The costs are equally structural. Designing an ontology, extracting clean entities and relationships, resolving duplicates (deciding that two records refer to the same real entity), and keeping the graph current all require significant engineering and domain expertise. Extraction from unstructured text is imperfect, and a graph built from noisy data inherits that noise. Knowledge graphs also handle ambiguous, meaning-based queries less gracefully than vector search, because they rely on explicit, predefined relationships.
- Strengths: precise traversal, inference, explainability, data integration.
- Costs: ontology design, entity extraction and resolution, ongoing maintenance.
- Weakness: fuzzy, semantic matching is not the native strength of a graph.

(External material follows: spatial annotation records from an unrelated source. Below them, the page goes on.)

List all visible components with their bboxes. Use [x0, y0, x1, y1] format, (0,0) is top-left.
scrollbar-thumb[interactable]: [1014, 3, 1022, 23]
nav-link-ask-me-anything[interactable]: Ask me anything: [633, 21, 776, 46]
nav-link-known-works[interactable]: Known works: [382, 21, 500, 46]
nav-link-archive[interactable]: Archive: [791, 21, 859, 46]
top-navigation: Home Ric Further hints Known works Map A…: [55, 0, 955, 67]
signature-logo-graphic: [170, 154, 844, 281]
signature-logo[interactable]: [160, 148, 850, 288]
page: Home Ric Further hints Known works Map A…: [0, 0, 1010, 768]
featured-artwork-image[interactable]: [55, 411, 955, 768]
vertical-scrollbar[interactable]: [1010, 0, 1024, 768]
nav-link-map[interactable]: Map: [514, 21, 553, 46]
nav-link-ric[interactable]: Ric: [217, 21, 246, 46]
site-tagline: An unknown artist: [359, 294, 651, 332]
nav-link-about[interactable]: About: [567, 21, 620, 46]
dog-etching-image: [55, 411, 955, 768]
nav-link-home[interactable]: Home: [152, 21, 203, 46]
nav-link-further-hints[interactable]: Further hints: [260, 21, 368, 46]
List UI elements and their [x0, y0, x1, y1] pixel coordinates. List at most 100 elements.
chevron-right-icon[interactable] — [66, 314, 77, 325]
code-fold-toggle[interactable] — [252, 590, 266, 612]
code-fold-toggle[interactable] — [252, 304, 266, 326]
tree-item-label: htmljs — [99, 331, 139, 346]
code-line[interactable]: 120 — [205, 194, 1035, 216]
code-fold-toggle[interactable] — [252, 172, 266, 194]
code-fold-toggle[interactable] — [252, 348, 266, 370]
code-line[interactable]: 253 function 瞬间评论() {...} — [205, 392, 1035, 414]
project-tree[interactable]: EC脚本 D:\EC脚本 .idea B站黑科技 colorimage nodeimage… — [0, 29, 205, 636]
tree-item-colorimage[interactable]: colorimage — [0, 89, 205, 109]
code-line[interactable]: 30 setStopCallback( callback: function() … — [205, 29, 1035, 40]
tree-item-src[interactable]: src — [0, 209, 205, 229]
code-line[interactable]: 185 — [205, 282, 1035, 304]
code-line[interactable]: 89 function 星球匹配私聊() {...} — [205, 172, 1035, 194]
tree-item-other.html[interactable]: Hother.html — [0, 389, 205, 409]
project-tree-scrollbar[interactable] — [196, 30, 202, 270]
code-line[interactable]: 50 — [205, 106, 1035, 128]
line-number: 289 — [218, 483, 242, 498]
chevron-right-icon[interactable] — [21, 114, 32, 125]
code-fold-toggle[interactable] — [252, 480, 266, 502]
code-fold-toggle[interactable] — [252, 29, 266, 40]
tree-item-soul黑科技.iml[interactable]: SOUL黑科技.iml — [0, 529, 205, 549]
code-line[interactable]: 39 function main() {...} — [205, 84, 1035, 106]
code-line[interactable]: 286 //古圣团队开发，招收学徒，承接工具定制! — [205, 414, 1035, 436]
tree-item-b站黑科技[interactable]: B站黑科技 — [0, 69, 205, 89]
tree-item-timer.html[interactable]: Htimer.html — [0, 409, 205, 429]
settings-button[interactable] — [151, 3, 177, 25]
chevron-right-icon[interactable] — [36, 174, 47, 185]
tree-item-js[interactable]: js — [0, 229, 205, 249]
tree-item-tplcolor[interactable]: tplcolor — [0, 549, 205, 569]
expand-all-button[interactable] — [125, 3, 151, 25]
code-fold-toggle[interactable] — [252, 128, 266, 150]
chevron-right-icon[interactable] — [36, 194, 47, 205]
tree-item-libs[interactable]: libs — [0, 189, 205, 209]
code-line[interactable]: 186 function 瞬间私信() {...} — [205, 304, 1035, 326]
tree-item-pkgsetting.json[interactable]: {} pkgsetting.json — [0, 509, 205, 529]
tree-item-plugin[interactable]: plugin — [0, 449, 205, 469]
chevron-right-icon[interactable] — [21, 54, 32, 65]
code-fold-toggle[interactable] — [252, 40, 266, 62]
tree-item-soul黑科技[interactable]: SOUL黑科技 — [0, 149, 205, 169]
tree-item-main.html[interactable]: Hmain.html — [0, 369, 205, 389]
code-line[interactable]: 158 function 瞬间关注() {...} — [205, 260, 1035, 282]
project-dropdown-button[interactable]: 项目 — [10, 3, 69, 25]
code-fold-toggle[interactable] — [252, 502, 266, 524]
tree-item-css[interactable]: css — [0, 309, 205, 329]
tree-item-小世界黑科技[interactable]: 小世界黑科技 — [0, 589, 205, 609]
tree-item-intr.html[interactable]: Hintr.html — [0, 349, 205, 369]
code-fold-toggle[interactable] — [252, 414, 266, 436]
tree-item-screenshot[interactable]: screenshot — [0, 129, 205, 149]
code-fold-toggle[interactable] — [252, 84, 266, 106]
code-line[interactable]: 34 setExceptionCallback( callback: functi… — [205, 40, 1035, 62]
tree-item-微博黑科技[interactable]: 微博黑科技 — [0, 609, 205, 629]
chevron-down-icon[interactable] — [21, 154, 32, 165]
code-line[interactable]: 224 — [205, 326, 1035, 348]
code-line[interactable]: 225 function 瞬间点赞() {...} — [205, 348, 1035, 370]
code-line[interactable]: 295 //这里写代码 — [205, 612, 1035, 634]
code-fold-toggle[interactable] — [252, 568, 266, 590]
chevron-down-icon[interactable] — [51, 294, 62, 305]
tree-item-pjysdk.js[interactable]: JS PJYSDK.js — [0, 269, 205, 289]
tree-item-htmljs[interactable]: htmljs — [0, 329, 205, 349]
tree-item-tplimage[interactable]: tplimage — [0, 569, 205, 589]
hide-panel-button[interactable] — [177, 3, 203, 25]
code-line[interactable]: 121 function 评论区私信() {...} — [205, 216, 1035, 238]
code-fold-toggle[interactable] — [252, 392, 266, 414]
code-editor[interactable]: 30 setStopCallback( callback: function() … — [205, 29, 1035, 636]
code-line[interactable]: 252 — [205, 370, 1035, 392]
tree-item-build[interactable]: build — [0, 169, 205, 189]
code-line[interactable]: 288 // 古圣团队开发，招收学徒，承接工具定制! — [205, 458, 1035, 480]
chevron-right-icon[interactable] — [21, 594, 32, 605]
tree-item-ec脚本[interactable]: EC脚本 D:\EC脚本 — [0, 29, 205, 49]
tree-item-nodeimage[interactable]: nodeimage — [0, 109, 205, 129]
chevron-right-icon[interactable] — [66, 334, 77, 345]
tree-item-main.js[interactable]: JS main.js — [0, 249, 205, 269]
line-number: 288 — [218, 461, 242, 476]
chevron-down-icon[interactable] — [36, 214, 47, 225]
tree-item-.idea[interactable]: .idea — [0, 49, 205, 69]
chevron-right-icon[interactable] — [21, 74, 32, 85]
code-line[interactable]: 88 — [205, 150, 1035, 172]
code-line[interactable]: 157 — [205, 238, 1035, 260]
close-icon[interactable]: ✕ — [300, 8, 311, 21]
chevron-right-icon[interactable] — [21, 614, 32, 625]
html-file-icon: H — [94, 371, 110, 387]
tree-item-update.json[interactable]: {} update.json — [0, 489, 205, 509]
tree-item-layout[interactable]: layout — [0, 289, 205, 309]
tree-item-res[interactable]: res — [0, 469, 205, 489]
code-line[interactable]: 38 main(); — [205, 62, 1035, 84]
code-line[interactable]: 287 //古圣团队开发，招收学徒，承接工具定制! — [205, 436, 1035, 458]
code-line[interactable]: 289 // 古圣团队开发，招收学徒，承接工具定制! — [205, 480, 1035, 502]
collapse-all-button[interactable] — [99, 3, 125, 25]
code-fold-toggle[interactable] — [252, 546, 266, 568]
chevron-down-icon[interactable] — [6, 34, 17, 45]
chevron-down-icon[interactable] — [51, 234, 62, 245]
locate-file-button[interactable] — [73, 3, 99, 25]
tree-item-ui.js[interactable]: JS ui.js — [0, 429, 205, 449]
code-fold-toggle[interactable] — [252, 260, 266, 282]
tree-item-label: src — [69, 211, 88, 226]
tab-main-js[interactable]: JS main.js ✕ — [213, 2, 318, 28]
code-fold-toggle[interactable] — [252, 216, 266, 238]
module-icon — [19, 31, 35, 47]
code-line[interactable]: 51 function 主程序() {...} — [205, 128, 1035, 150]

When semantic retrieval beats explicit graphs
A knowledge graph is not always the right tool. When the goal is to retrieve relevant passages by meaning rather than to reason over precise relationships, semantic retrieval with embeddings is often simpler, cheaper, and good enough. Vector search needs no ontology and no manual relationship modeling: content is embedded and queried directly, which scales easily across messy, unstructured collections.
This is the model many consumer AI memory and second brain tools adopt, where a user stores documents, notes, photos, and voice memos and later retrieves them by asking in plain language, with semantic search and optical character recognition handling the matching instead of an explicit graph. The practical guideline is to choose semantic retrieval when queries are about similarity and recall over unstructured content, and to invest in a knowledge graph when queries depend on precise, multi-hop relationships and the answers must be explainable. Hybrid systems that pair both are increasingly common.
Key takeaways
- A knowledge graph stores entities as nodes and the relationships between them as edges, making facts and their connections directly machine-readable and queryable.
- The basic unit is the triple (subject, predicate, object); RDF with SPARQL and property graphs with Cypher are the two main implementation styles.
- Ontologies and schemas define the allowed entity and relationship types, enabling consistency and, in formal cases, logical inference.
- Knowledge graphs excel at precise multi-hop reasoning and explainability, while vector databases excel at fuzzy, meaning-based retrieval; modern systems often combine both.
- GraphRAG, released as open source by Microsoft Research in 2024, builds a knowledge graph from documents to improve LLM answers on broad, connect-the-dots questions.